Those who have kept up with Saturday Night Live over the years will recall any number of comedic skits that worked very well as two- or three-minute shorts on the show, but when expanded into full-length feature films were tedious and ineffective.
That's a good comparison for McCartney's oratorio here. There are passages that are quite effective, and nicely done; here and there, for thirty seconds or so at a time, you think hey, this isn't bad. The problem is that this piece lasts a full hour, and like those SNL skits it just doesn't hold up when expanded to these proportions. There's no formal or structural integrity, no large-scale dramatic rise and fall, or ebb and flow. Rather, we have the simple song forms with which McCartney is familiar (AABA, etc.) expanded ad absurdum (AAAAAAABBBBAAAAAA, etc.).
One of my convictions about lengthy musical works is that they must justify their own duration. There has to be a really good and self-evident reason for piece of music to last twenty, forty, or sixty minutes, for it is entirely possible to present a thoroughly satisfying musical experience (to present multiple musical ideas, develop them, bring a sense of resolution towards the end, and close things out) inside of three or four minutes.
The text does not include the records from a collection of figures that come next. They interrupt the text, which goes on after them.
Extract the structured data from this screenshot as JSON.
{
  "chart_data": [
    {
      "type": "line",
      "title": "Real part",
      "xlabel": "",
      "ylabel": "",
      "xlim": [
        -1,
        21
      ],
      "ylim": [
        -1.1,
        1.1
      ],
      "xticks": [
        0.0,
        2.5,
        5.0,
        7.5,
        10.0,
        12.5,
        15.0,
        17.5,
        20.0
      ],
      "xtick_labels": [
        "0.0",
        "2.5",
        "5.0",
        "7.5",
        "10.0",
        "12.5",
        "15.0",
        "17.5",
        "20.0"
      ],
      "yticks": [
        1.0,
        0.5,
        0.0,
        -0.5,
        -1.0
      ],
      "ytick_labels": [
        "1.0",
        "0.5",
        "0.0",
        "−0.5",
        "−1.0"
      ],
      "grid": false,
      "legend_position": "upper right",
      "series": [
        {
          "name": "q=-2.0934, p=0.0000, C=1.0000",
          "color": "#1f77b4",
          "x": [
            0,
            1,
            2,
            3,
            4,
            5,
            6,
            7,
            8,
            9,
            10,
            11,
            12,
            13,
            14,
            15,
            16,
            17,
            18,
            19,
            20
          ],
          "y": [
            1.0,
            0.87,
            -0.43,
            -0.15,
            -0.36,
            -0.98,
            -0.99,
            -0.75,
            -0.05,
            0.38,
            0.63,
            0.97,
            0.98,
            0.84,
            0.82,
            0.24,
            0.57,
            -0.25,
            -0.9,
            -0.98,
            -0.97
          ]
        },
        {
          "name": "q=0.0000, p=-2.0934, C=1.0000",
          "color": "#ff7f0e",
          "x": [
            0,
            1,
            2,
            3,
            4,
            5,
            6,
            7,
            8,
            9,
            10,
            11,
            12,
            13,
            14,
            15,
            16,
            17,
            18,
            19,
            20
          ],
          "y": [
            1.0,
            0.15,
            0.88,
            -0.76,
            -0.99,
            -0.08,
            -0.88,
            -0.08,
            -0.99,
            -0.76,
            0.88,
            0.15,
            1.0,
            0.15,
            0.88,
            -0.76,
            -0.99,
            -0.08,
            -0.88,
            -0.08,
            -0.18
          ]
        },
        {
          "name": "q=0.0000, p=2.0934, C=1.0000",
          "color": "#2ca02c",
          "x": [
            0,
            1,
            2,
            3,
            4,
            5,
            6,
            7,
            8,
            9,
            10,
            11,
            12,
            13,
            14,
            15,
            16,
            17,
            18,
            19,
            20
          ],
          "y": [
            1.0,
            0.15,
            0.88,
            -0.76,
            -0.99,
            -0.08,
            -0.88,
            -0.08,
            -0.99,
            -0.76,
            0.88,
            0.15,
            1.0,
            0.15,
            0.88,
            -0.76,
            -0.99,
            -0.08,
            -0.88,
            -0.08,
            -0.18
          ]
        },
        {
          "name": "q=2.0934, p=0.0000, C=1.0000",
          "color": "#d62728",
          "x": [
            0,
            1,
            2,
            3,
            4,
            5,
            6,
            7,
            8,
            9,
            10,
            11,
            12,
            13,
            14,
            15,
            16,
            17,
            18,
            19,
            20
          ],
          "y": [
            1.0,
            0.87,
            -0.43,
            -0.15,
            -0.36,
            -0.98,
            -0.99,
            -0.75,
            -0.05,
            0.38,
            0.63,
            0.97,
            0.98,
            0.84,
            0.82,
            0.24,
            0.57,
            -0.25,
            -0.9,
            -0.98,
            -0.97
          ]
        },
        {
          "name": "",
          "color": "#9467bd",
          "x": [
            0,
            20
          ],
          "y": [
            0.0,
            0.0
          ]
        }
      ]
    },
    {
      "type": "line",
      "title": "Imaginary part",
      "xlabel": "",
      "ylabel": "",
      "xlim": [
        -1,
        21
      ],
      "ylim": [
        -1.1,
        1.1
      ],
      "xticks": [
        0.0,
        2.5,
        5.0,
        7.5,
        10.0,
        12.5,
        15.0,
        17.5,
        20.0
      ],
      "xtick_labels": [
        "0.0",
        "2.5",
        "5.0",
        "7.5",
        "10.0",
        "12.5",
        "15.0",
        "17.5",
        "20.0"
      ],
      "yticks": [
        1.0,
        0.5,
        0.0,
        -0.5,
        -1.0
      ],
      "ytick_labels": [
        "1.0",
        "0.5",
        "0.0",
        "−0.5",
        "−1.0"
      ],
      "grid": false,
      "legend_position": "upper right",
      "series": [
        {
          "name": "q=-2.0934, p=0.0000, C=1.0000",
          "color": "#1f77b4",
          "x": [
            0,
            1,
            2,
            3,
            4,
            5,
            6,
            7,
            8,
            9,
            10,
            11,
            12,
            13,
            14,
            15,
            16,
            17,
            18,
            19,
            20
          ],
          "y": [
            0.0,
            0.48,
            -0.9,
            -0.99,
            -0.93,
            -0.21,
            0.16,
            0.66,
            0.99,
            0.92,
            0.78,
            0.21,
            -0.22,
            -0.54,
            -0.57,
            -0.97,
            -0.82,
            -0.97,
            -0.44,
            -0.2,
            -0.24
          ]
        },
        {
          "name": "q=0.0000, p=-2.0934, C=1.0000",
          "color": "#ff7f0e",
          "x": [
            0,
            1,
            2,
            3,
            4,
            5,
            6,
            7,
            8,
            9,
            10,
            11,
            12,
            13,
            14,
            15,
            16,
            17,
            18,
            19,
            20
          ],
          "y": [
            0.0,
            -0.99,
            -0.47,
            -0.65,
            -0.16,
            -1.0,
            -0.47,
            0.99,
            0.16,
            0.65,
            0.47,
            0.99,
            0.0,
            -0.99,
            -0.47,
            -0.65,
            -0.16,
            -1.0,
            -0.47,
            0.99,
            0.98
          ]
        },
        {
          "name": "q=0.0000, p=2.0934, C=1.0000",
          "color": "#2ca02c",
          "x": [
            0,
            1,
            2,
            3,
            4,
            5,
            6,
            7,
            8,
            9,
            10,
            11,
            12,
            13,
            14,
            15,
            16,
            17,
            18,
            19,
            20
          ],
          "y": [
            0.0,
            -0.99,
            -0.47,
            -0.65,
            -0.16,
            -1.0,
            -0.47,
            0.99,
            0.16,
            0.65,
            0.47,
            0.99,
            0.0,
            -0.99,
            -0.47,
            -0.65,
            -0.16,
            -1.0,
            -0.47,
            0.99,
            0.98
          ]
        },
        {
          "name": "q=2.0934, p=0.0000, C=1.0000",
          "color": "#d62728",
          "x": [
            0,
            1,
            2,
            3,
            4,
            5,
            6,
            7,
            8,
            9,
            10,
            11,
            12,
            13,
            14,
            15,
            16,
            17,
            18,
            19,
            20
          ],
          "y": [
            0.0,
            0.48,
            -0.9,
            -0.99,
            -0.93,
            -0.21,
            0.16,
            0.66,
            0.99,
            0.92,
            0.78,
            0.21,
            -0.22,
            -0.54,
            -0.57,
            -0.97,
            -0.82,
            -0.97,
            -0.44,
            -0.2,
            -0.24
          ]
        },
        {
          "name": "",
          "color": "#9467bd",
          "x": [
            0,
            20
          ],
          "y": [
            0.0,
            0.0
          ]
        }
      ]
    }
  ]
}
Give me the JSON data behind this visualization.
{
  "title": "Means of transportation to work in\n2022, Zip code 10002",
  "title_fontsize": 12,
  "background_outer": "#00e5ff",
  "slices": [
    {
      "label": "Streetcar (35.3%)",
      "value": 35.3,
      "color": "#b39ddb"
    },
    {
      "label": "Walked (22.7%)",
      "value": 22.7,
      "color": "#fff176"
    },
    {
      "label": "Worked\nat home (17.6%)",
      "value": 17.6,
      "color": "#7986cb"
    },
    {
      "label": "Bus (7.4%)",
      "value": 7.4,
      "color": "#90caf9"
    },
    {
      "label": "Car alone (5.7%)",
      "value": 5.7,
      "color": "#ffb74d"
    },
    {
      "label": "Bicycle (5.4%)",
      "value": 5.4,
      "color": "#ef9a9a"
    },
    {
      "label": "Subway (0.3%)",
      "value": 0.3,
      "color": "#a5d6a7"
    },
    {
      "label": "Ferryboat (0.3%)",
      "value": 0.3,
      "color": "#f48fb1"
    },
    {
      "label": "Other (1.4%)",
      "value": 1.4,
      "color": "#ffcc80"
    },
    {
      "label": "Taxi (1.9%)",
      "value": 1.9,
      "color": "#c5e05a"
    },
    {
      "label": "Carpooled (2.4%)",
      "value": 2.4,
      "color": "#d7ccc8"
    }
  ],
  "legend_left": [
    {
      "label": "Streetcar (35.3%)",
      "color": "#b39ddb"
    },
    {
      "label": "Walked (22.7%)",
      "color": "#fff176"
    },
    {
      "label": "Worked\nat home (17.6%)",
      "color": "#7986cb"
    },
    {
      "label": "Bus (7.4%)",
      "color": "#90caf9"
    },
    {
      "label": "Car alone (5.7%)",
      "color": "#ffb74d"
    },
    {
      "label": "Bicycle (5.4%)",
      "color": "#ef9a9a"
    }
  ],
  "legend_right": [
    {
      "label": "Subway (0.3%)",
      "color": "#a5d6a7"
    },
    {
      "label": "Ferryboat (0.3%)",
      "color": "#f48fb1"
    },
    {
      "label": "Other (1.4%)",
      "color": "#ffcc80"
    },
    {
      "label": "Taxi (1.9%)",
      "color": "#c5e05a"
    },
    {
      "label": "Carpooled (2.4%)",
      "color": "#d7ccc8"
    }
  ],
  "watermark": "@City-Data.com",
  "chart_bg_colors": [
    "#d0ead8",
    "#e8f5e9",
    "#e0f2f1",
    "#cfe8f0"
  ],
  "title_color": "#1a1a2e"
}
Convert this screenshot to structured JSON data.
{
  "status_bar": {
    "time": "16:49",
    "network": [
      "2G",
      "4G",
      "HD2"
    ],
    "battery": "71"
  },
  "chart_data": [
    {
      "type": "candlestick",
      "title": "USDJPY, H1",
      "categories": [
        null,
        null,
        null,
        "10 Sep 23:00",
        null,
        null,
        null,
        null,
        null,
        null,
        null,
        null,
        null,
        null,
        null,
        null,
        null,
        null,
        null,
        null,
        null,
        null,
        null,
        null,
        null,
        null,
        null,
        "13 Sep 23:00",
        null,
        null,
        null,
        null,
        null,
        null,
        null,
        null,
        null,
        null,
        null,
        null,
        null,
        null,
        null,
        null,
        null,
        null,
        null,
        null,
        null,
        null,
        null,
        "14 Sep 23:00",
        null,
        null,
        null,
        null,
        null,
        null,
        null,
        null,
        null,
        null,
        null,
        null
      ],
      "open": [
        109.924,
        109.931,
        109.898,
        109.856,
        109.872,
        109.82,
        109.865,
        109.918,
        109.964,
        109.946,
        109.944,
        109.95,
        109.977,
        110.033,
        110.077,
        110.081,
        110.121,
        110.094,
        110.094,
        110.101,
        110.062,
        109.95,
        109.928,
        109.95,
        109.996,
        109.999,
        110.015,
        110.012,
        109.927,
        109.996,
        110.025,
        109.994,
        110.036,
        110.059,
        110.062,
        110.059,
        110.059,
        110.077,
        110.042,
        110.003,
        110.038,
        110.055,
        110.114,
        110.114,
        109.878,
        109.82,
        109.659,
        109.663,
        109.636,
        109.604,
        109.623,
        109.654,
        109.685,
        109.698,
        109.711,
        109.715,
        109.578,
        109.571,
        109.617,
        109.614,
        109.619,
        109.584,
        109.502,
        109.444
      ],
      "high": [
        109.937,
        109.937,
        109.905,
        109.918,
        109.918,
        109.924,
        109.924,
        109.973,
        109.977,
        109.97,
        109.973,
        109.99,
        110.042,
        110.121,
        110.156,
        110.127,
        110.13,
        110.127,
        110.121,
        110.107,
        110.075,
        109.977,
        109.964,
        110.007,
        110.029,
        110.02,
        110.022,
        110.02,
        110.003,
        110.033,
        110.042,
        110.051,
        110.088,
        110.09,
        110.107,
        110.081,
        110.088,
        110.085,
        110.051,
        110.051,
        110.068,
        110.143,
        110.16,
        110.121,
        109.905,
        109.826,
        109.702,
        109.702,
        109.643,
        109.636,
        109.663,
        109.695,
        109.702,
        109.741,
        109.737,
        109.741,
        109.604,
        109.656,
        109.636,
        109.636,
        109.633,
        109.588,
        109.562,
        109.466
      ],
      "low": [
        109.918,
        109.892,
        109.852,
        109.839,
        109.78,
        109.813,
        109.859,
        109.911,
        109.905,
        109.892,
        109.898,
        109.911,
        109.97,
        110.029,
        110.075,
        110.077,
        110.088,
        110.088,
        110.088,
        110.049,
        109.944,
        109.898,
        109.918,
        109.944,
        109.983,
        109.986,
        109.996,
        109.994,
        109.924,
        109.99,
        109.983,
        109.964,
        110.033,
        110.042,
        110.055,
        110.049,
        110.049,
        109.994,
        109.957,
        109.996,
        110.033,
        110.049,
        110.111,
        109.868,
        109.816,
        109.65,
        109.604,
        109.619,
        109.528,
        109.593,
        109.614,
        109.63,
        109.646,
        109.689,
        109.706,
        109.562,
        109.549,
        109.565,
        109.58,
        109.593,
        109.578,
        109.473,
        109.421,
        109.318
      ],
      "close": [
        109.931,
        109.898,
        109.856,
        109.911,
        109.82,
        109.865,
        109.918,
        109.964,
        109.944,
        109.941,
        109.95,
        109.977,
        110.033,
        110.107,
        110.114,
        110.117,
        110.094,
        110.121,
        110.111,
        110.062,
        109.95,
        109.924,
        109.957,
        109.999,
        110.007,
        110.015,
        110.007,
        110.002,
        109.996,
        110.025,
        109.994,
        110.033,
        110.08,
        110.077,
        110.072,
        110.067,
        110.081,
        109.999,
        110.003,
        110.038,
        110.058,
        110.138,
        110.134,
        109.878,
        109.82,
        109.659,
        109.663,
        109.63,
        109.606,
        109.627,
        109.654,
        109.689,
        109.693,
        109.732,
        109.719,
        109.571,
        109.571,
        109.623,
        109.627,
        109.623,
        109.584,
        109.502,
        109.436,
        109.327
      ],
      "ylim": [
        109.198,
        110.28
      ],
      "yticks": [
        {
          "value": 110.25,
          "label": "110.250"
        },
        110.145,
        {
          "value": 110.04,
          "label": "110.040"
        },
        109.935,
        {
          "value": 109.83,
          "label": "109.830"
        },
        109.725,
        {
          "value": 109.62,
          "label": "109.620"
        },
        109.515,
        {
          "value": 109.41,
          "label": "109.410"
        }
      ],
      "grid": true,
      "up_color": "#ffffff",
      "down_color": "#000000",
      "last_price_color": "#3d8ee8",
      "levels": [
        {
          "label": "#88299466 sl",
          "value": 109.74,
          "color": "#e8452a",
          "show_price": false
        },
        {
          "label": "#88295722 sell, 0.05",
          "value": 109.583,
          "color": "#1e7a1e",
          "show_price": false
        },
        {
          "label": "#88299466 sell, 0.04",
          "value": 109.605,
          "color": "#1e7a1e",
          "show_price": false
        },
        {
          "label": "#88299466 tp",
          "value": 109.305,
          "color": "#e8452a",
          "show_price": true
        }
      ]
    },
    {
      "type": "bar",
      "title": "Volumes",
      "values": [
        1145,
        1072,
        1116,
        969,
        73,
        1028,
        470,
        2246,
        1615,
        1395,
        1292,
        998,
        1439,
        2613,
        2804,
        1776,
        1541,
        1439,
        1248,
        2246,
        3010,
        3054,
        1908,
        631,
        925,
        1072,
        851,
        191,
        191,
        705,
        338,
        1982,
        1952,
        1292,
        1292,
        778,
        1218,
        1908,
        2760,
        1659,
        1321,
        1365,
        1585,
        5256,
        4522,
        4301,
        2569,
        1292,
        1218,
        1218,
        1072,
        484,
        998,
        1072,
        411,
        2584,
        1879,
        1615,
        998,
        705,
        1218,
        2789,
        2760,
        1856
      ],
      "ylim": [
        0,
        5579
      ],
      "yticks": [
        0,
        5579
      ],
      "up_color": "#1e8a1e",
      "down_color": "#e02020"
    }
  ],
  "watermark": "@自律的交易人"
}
This can be seen in the best popular songwriting, in a great deal of jazz improvisation, in classical miniatures such as the Chopin etudes and nocturnes for piano, etc. Ecce Cor Meum wholly fails on this count, then: there is simply no good reason for it to last so long, no skillful development of ideas or meaningful build and then release of dramatic tension.
Furthermore, while there are indeed some effective passages here, a great deal of the writing is also flat and artless. McCartney does not and cannot write counterpoint, which is the essence of choral music; instead, Ecce Cor Meum utilizes a sort of a lead singer/backup singers construction, like what you'd expect to find in a pop song. Occasionally there's a little call and response, a few instances of two- or three-part voice leading, but otherwise the choral and orchestral textures are simplistic and empty. It's such a wasted opportunity to gather a choir of hundreds of voices, as McCartney does here, only to have them all singing pretty much the same thing at the same time.
I really don't mean to be too harsh. There's nothing WRONG with this music. It isn't unpleasant. But in tackling a form like the oratorio, McCartney is placing himself in direct comparison to history's master composers and great musical geniuses, and unfortunately he falls far, far short of them. For all its pleasant moments this is vapid, uneventful music.